2007 Ontario general election
| Party |  | Candidate | Votes | % | ±% |
|  | Liberal | John Gerretsen | 23,273 | 47.2 |  |
|  | Progressive Conservative | John Rapin | 10,994 | 22.3 |  |
|  | New Democratic | Rick Downes | 10,126 | 20.6 |  |
|  | Green | Bridget Doherty | 4,321 | 8.8 |
|  | Family Coalition | Chris K. Beneteau | 418 | 0.9 |  |
|  | Freedom | Mark Fournier | 137 | 0.3 |  |

v; t; e; 2011 Ontario general election: Kingston and the Islands
| Party | Candidate | Votes | % | ±% | Expenditures |
|  | Liberal | John Gerretsen | 21,028 | 48.84 | +1.61 | $ 71,020.00 |
|  | New Democratic | Mary Rita Holland | 10,241 | 23.79 | +3.24 | 34,982.21 |
|  | Progressive Conservative | Rodger James | 9,610 | 22.32 | – | 45,336.00 |
|  | Green | Robert Kiley | 1,594 | 3.70 | −5.07 | 15,086.56 |
|  | Family Coalition | David Caracciolo | 336 | 0.78 | −0.07 | 2,857.71 |
|  | Libertarian | Jamie Shaw | 115 | 0.27 |  | 0.00 |
|  | Freedom | Paul Busch | 71 | 0.16 | −0.12 | 0.00 |
|  | Republican | David Best | 56 | 0.13 |  | 0.00 |
| Total valid votes / expense limit |  |  | 43,051 | 100.0 | −12.65 | $ 114,204.30 |
| Total rejected, unmarked and declined ballots |  |  | 163 | 0.38 | −0.20 |
| Turnout |  |  | 43,214 | 45.03 | −8.93 |
| Eligible voters |  |  | 95,966 |  | +4.47 |
|  | Liberal hold |  | Swing |  | −0.82 |
Source(s) "Official return from the records / Rapport des registres officiels - Kingston and the Islands" (PDF). Retrieved June 1, 2014."2011 Candidate Campaign Returns (CR-1)". Elections Ontario. Retrieved June 2, 2014.

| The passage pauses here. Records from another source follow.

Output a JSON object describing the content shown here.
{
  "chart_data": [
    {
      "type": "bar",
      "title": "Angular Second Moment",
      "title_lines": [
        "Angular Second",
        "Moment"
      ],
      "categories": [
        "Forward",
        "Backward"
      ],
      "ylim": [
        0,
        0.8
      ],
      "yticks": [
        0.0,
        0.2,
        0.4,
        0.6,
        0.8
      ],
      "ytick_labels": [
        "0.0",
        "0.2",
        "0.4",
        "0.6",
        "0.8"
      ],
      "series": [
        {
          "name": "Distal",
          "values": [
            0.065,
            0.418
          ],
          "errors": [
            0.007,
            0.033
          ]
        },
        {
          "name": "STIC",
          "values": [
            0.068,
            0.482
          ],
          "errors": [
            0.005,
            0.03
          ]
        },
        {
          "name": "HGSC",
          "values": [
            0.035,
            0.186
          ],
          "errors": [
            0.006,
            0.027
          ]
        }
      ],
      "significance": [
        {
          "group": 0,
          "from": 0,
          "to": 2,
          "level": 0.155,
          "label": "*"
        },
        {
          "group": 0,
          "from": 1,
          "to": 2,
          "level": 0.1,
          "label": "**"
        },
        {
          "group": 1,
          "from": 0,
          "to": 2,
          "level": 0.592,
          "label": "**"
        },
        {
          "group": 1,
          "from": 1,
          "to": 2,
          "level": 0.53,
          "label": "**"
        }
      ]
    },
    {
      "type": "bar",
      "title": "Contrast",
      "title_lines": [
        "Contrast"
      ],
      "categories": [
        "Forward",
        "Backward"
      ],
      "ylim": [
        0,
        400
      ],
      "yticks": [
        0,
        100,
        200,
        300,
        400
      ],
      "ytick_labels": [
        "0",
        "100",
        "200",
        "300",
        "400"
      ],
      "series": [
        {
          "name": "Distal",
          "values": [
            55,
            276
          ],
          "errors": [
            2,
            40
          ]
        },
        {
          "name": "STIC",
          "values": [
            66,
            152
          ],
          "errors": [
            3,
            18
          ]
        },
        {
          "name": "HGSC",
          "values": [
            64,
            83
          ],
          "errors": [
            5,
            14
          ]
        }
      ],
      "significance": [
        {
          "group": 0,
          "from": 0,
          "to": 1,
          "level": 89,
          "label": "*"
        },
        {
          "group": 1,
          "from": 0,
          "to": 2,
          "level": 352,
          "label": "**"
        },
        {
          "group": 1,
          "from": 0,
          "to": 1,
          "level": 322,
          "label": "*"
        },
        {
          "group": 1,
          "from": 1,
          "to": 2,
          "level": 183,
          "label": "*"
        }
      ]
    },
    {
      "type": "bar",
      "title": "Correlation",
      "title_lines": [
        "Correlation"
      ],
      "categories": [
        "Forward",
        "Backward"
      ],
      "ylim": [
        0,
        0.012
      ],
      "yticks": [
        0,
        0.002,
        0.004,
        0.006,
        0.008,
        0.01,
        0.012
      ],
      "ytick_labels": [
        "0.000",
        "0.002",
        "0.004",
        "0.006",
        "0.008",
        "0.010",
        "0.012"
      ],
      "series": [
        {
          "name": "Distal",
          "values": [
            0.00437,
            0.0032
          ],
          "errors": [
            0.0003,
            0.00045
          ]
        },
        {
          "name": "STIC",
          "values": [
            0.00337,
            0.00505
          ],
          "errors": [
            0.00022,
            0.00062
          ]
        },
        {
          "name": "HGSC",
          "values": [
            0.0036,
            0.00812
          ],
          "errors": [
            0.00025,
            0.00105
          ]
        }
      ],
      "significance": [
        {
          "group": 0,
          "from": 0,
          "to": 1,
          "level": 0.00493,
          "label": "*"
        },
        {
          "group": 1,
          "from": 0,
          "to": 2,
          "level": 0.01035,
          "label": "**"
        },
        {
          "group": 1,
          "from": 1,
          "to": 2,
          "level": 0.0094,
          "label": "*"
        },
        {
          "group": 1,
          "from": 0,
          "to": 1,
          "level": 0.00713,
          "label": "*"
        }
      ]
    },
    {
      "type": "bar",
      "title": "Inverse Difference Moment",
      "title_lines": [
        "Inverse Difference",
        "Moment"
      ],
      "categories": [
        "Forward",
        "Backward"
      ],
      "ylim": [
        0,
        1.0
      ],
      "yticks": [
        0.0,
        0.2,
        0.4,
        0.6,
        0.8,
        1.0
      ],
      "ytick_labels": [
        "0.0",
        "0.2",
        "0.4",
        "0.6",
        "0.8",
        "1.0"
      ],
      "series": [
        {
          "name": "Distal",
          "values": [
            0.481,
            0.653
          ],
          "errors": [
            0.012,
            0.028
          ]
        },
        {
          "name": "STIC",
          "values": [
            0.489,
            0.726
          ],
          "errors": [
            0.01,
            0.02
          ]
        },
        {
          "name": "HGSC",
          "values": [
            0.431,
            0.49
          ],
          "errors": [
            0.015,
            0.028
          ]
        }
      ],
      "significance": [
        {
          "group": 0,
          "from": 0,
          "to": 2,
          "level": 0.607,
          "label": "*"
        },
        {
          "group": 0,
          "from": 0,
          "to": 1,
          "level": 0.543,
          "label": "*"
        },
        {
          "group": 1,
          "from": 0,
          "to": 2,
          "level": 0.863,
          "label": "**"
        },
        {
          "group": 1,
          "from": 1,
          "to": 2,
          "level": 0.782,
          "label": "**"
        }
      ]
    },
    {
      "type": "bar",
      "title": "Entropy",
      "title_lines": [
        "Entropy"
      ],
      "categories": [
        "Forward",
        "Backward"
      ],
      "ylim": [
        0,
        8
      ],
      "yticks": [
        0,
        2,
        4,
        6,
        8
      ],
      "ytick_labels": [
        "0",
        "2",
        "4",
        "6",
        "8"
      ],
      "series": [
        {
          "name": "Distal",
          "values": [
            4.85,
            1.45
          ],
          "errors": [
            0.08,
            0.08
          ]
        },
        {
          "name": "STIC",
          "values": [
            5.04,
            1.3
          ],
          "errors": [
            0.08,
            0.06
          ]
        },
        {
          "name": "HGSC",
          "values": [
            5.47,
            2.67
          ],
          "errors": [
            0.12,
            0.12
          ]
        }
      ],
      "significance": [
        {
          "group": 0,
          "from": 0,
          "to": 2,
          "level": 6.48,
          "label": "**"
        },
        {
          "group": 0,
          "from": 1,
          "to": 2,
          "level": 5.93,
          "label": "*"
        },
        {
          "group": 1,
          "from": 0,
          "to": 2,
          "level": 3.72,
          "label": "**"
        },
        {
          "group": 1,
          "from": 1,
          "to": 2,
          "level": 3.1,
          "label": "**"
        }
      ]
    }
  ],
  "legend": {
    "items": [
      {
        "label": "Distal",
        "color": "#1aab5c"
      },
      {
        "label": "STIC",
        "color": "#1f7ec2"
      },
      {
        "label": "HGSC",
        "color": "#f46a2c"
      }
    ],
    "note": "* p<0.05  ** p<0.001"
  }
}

2003 Ontario general election
| Party |  | Candidate | Votes | % | ±% |
|---|---|---|---|---|---|
|  | Liberal | John Gerretsen | 28,877 | 60.28 | +5.58 |
|  | Progressive Conservative | Hans Westenberg | 9,640 | 20.12 | -9.95 |
|  | New Democratic | Janet C. Collins | 5,514 | 11.51 | +0.23 |
|  | Green | Eric B. Walton | 3,137 | 6.55 | +4.11 |
|  | Family Coalition | Chris K. Beneteau | 735 | 1.53 | +0.40 |

1999 Ontario general election
| Party | Candidate | Votes | % |
|  | Liberal | John Gerretsen | 26,355 | 54.70 |
|  | Progressive Conservative | Bob Pickering | 14,487 | 30.07 |
|  | New Democratic | Beth Pater | 5,436 | 11.28 |
|  | Green | Chris Walker | 1,174 | 2.44 |
|  | Family Coalition | Chris K. Beneteau | 546 | 1.13 |
|  | Natural Law | Gerard Morris | 182 | 0.38 |

1995 Ontario general election
| Party | Candidate | Votes | % |
|  | Liberal | John Gerretsen | 10,314 | 36.95 |
|  | Progressive Conservative | Sally Barnes | 8,571 | 30.71 |
|  | New Democratic | Gary Wilson | 8,052 | 28.85 |
|  | Family Coalition | John Pacheco | 858 | 3.07 |
|  | Natural Law | Ronald Dunphy | 115 | 0.41 |

==Personal life==
On March 19, 2020, amid the coronavirus pandemic, Gerretsen tested positive for COVID-19, with his wife Assunta testing positive earlier that week, after they were both repatriated to Canada from the Grand Princess cruise ship; they were quarantined at CFB Trenton.